Readers will know that I’ve been finding out about English figurative pottery in the 1920s and 1930s. Most has to come from looking at it because it’s almost completely undocumented, but from doing so one can uncover some of its influences and sources. Charles Vyse, for example, shared the contemporary idealised view of Romany life with Augustus John, Laura Knight and Alfred Munnings, and both he and Munnings drew Romanies at Epson Races.
Gwendolen Parnell designed one of her rare figure groups for Royal Worcester Porcelain in the 1930s, The Planter’s Daughter, which depicts a lady in 18th-century dress (Parnell’s stock in trade) attended by a Black servant. It directly parallels Continental European figures by Valley Wieselthier and Paul Scheurich for Meissen.


That was not a common theme in ceramics but it has a long pedigree in painting, dating at least to the 16th century.
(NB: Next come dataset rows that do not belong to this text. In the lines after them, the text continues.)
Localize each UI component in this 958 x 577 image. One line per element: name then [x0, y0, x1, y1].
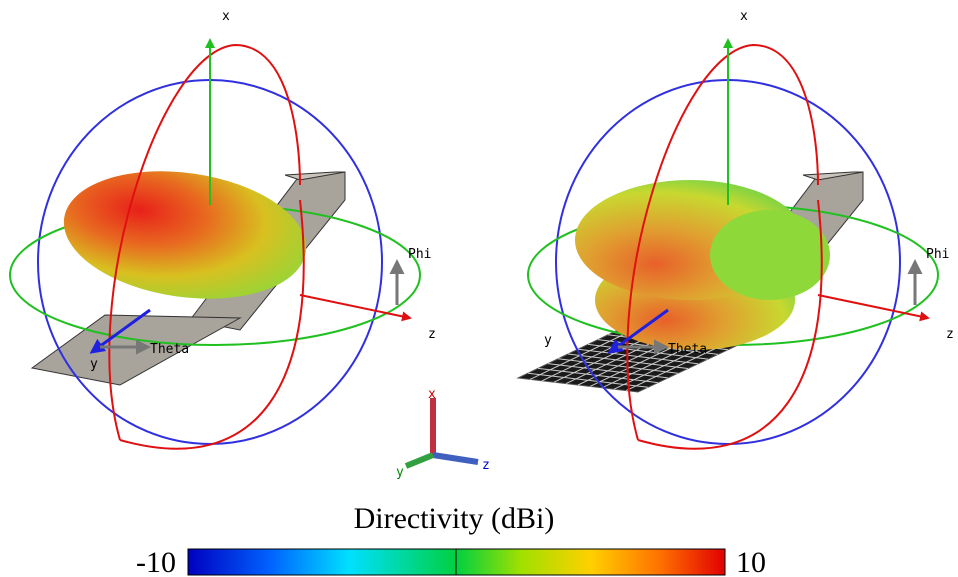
- red-ring: [108, 43, 305, 450]
- plate-grid: [577, 348, 699, 365]
- pattern-plot: x z y Theta Phi: [516, 9, 954, 450]
- triad-y: [404, 452, 435, 469]
- triad-z-label: z: [482, 458, 490, 473]
- z-axis: [299, 294, 412, 322]
- y-axis: [607, 308, 669, 354]
- axis-triad: x z y: [396, 387, 490, 480]
- red-ring: [626, 43, 823, 450]
- y-axis-label: y: [90, 357, 98, 372]
- y-axis-label: y: [544, 333, 552, 348]
- plots: x z y Theta Phi x z y Theta Phi: [9, 9, 954, 450]
- phi-label: Phi: [926, 247, 949, 262]
- z-axis-label: z: [946, 327, 954, 342]
- colorbar-max: 10: [736, 546, 766, 577]
- colorbar-min: -10: [136, 546, 176, 577]
- plate-grid: [625, 343, 727, 392]
- pattern-plot: x z y Theta Phi: [9, 9, 436, 450]
- pattern-lobe: [63, 171, 307, 299]
- y-axis: [89, 308, 151, 354]
- x-axis-label: x: [740, 9, 748, 24]
- pattern-lobe: [710, 210, 830, 300]
- phi-label: Phi: [408, 247, 431, 262]
- triad-z: [432, 452, 479, 465]
- z-axis-label: z: [428, 327, 436, 342]
- z-axis: [817, 294, 930, 322]
- triad-y-label: y: [396, 465, 404, 480]
- theta-label: Theta: [150, 342, 189, 357]
- colorbar-title: Directivity (dBi): [354, 502, 555, 535]
- theta-label: Theta: [668, 342, 707, 357]
- triad-x-label: x: [428, 387, 436, 402]
- plate: [30, 314, 242, 386]
- x-axis-label: x: [222, 9, 230, 24]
There’s now a debate about these servants, who were acquired as status symbols and paraded in public: were they free labourers or were they actually slaves? The Planter’s Daughter suggests a setting in the USA unique in Parnell’s work, which case the servant would be a slave, though the title is unexplained. Parnell, distantly related to Charles Stewart Parnell, may be referring to the Irish poem of that name, but then why the Black servant?